Love on the Eiffel Tower



Penulis: Umi Fadilah




Seorang pemuda berdiri tegak di terminal bus. Menggendong ransel hitam yang terlihat penuh di pundaknya. Tampak dari arah Barat sebuah bus menghampiri, Chandra bergegas masuk bus, tak ingin kembali berdiri setelah lama menahan kaki yang pegal selama menunggu kedatangan bus arah Jakarta.

“Senyumnya masih terngiang jelas.” Chandra menggumam di tempat duduknya dengan mengangkat kaki kanannya dan meletakkan pada kaki kirinya sambil tersenyum.

“Bangun Mas, sudah sampai di Jakarta,” ucap kenek bus sembari menepuk-nepuk pundak Chandra yang sulit dibangunkan. Rupanya Chandra tertidur selama perjalanan.

“Oh iya Pak, maaf.” Chandra turun dari bus dan langsung mencari kendaraan yang dapat membawanya sampai di depan rumah.

“Ojek, Mas?” suara tukang ojek. Sepertinya Chandra sangat beruntung hari ini. Chandra memberikan alamat rumahnya kepada tukang ojek itu.

“Assalamu’alaikum, Chandra pulang bu,” Chandra mengetuk pintu hingga akhirnya dia masuk karena tak ada respon dari dalam rumah.

“Lho Mas Chandra sudah pulang?” seorang asisten rumah tangga menghampiri Chandra yang terlihat sangat kelelahan.

“Sudah Bi, di mana mamah?” Chandra bertanya seolah ia tidak tahu bahwa ibunya selalu sibuk di kantor.

“Belum pulang Mas, masih di kantor,” kata bibi.

“Sudah kuduga,” jawab Chandra yang sudah menduga sebelum bertanya.

“Mas Chandra mau bibi buatin apa? Nanti biar bibi masakin.”

“Tidak perlu Bi, Chandra mau istirahat saja di kamar,” Chandra hanya ingin berbaring di kamarnya tanpa ingin melakukan kegiatan apa pun.

“Ya sudah, bibi ke dapur dulu ya Mas, nanti kalo perlu apa-apa tinggal panggil bibi saja,” kata bibi.

“Iya Bi.”

Yeah! Meski terlihat urak-urakan, Chandra adalah anak yang sopan. Ia tidak pernah menggunakan lo-gue saat berbicara dengan orang yang lebih tua, juga dengan wanita walaupun tak semua wanita. Mungkin hanya beberapa saja.

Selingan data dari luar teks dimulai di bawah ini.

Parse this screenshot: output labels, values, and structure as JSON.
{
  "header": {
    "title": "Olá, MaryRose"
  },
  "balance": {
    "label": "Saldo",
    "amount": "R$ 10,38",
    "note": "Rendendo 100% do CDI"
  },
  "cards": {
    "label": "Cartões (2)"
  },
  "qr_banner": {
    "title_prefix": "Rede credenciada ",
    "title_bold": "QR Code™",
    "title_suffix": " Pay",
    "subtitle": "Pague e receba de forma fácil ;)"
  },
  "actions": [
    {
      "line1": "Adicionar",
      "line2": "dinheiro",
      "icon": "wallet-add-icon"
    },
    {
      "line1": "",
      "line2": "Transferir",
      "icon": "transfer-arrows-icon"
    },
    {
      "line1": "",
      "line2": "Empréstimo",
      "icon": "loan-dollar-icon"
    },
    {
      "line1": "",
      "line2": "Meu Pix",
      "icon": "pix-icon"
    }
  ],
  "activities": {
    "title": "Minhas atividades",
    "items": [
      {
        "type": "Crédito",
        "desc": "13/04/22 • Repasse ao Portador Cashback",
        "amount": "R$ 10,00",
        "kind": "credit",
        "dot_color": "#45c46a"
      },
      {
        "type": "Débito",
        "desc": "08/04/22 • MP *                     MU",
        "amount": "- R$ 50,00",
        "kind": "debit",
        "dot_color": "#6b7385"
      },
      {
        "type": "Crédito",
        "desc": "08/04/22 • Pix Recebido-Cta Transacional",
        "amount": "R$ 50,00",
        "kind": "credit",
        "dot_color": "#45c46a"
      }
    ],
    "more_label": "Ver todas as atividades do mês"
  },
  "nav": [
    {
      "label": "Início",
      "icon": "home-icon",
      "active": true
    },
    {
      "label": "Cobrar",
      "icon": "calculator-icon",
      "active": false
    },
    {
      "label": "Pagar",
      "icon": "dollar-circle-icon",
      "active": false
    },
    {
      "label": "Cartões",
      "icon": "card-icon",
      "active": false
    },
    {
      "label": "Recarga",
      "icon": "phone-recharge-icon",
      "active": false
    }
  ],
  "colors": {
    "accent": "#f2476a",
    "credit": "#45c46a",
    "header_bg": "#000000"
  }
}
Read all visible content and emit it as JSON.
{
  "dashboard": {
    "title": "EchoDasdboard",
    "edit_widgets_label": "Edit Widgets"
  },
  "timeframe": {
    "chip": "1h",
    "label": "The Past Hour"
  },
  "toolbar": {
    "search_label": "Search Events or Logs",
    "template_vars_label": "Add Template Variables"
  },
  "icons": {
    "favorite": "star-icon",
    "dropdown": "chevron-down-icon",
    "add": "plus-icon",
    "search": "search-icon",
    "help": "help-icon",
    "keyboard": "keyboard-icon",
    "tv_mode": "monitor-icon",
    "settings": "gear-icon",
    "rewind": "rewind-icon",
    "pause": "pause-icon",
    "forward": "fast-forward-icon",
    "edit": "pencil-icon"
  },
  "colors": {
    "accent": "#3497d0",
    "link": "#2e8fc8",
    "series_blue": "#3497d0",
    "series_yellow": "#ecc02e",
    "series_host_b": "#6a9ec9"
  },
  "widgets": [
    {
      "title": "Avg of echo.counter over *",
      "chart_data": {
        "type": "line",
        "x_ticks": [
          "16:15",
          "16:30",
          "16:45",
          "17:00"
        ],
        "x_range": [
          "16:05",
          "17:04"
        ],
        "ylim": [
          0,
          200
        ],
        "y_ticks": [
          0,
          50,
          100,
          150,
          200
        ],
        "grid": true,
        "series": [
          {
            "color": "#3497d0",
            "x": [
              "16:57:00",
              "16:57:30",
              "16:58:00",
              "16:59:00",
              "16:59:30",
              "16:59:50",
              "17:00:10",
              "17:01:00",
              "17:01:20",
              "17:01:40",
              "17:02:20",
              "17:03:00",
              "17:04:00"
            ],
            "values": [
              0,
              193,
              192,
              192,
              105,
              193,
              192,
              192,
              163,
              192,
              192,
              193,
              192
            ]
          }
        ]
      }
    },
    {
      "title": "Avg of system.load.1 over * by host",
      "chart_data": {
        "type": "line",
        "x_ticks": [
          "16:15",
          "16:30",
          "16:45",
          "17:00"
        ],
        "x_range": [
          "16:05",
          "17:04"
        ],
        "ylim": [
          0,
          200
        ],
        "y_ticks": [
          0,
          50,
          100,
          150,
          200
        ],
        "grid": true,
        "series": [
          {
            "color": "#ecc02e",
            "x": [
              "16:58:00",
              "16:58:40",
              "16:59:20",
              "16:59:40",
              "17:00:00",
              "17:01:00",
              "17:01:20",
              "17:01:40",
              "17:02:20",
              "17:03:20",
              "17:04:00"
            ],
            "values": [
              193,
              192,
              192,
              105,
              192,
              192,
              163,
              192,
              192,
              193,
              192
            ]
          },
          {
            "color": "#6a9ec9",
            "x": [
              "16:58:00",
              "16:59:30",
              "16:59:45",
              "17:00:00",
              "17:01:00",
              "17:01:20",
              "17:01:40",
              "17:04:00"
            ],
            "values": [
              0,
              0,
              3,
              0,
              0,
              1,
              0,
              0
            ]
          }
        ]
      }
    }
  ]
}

Chandra melangkahkan kakinya menuju kamar yang sangat ia rindukan selama berada di Yogyakarta.

“Hmm bau kamar gue masih sama kayak biasanya.” Chandra menjatuhkan tubuhnya pada kasur kesayangannya itu.

“Siapa si dia sebenernya? Kenapa gue nggak tanya namanya, ya? Seenggaknya gue minta nomor WhatsApp dia,” Chandra menggumam dengan menepuk dahinya seakan ada penyelasan dalam diri.

“Ah, daripada nyesel gini mending gue mandi dan nongkrong bareng temen-temen,” ucap Chandra.

Chandra bergegas mandi dan melempar baju kotornya ke pojok sudut kamar mandi. Ini adalah kebiasaan pemuda malas yang sulit dihilangkan dalam dirinya.

Chandra turun dengan berpakaian layaknya anak muda pada umumnya.

“Bi! Chandra keluar dulu ya, mau ngumpul sama temen,” seru Chandra sambil membuat lipatan kecil pada lengan bajunya.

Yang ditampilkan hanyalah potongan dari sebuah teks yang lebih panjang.